The term representation as used herein covers the decision to participate and the entry of athletes selected by their respective National Sports Associations (NSAs).”

By this provision, it would seem Cojuangco and company were in the right in insisting that it took charge of the holding of the 19th SEAG. And in questioning Vargas’ participation in the creation of the Phosgoc, they have this provision of the POC charter to justify their action.

To reiterate, Conjuango et al viewed such creation as a usurpation of POC’s power to hold games sanctioned by the IOC.

Butch would look at it another way thus, “It was normal for the POC, a private organization which is the umbrella for all the National Sports Associations of the Philippines, to seek support from the government through PSC.” He would recall that in 2005, when the Philippines last hosted the SEAG, all government financial support to the games, by mandate of law, was coursed through the PSC under close supervision of the Department of Budget Management and the Commission on Audit. Butch should know, he was PSC chairman at the time.

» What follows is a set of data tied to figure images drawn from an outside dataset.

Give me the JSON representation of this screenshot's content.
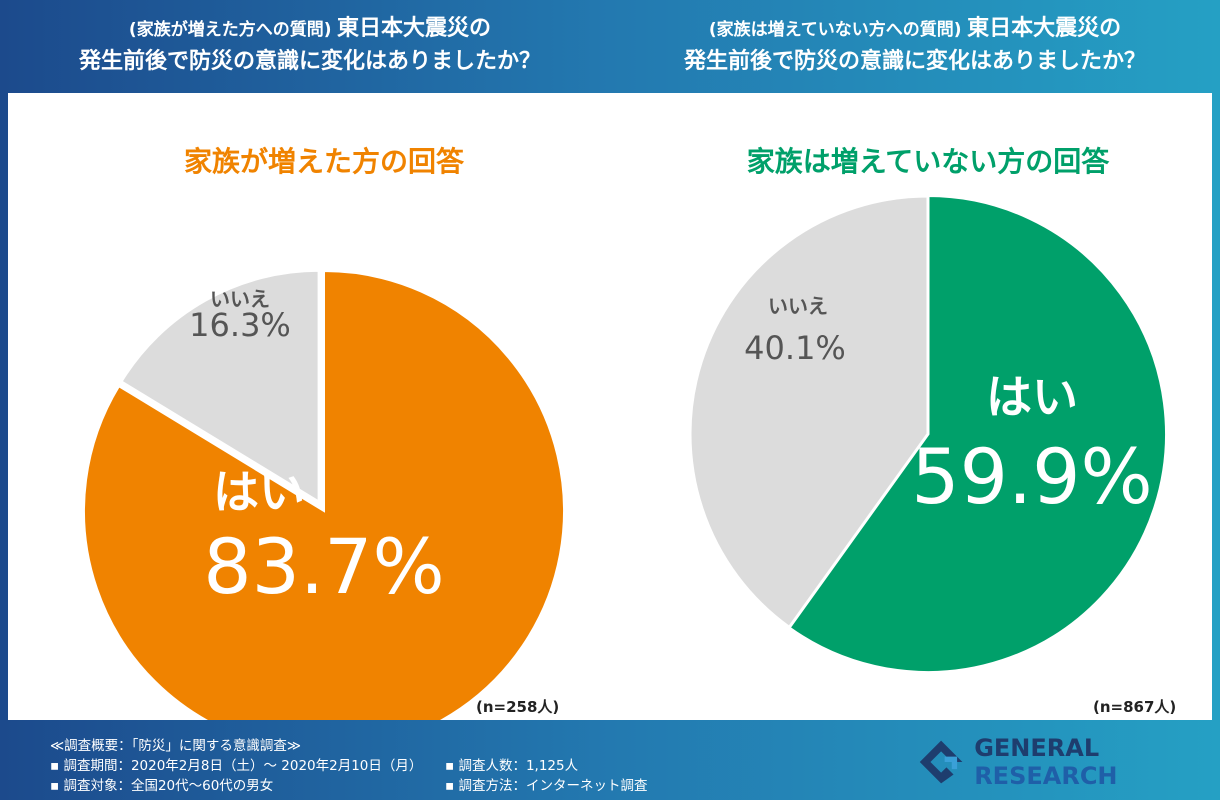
{
  "header": {
    "left": {
      "prefix": "(家族が増えた方への質問)",
      "title1": "東日本大震災の",
      "title2": "発生前後で防災の意識に変化はありましたか？"
    },
    "right": {
      "prefix": "(家族は増えていない方への質問)",
      "title1": "東日本大震災の",
      "title2": "発生前後で防災の意識に変化はありましたか？"
    }
  },
  "chart_data": [
    {
      "type": "pie",
      "title": "家族が増えた方の回答",
      "n_label": "(n=258人)",
      "slices": [
        {
          "label": "はい",
          "value": 83.7,
          "display": "83.7%",
          "color": "#f08300"
        },
        {
          "label": "いいえ",
          "value": 16.3,
          "display": "16.3%",
          "color": "#dcdcdc"
        }
      ],
      "title_color": "#f08300"
    },
    {
      "type": "pie",
      "title": "家族は増えていない方の回答",
      "n_label": "(n=867人)",
      "slices": [
        {
          "label": "はい",
          "value": 59.9,
          "display": "59.9%",
          "color": "#00a06a"
        },
        {
          "label": "いいえ",
          "value": 40.1,
          "display": "40.1%",
          "color": "#dcdcdc"
        }
      ],
      "title_color": "#00a06a"
    }
  ],
  "footer": {
    "heading": "≪調査概要：「防災」に関する意識調査≫",
    "period": "▪ 調査期間：2020年2月8日（土）～ 2020年2月10日（月）",
    "target": "▪ 調査対象：全国20代～60代の男女",
    "count": "▪ 調査人数：1,125人",
    "method": "▪ 調査方法：インターネット調査"
  },
  "logo": {
    "text_a": "GENERAL",
    "text_b": "RESEARCH",
    "color": "#1e3d6e"
  }
}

When the Phisgoc was created with POC President Ricky Vargas as one of three prime convenors, no problem would arise in matters of who would manage the 2019 SEAG. Butch was clear on this. The Phisgoc is just an organizing committee, tasked with attending to the logistical needs of the upcoming SEAG. President Duterte himself was the effective chairman of Phisgoc. Three officials, as discussed above,  were designated co-chairmen of the ad hoc  organizing committee  — Former Foreign affairs secretary Alan Peter Cayetano, POC President Ricky Vargas and Butch himself, in his capacity as PSC chairman.

But then, beginning at the end of first quarter of 2019, the struggle for leadership in the POC was getting intense. That was when Vargas deposed Cojuangco as POC president via regular elections. Of the 43 voting members of the POC, all heads of NSAs, Vargas garnered 24 while Cojuangco managed to salvage just 15.

Not quite calling it quits in the leadership intramurals at POC, Cojuangco and his loyalists in the POC Executive Board called that “special board meeting” which resolved to make Vargas explain why he should not be charged with committing conflict of interest in actively participating in the creation of the Phisgoc, knowing full well that such move would amount to a usurpation of POC power to hold the SEAG. A letter to that effect sent to Vargas by the Cojuangco group ultimately enraged Vargas. At the POC general assembly on May 27, 2019, Vargas announced the firing of Cojuangco and his coterie in the POC executive board from their appointive positions. Eventual circumstances must prove favorable to Cojuangco’s clique. What amount of pressure was made to bear upon Vargas after that is not immediately known, but not long after the dismissal of the Cojuangco group from their posts, Vargas met the press and announced that he was resigning as President of POC.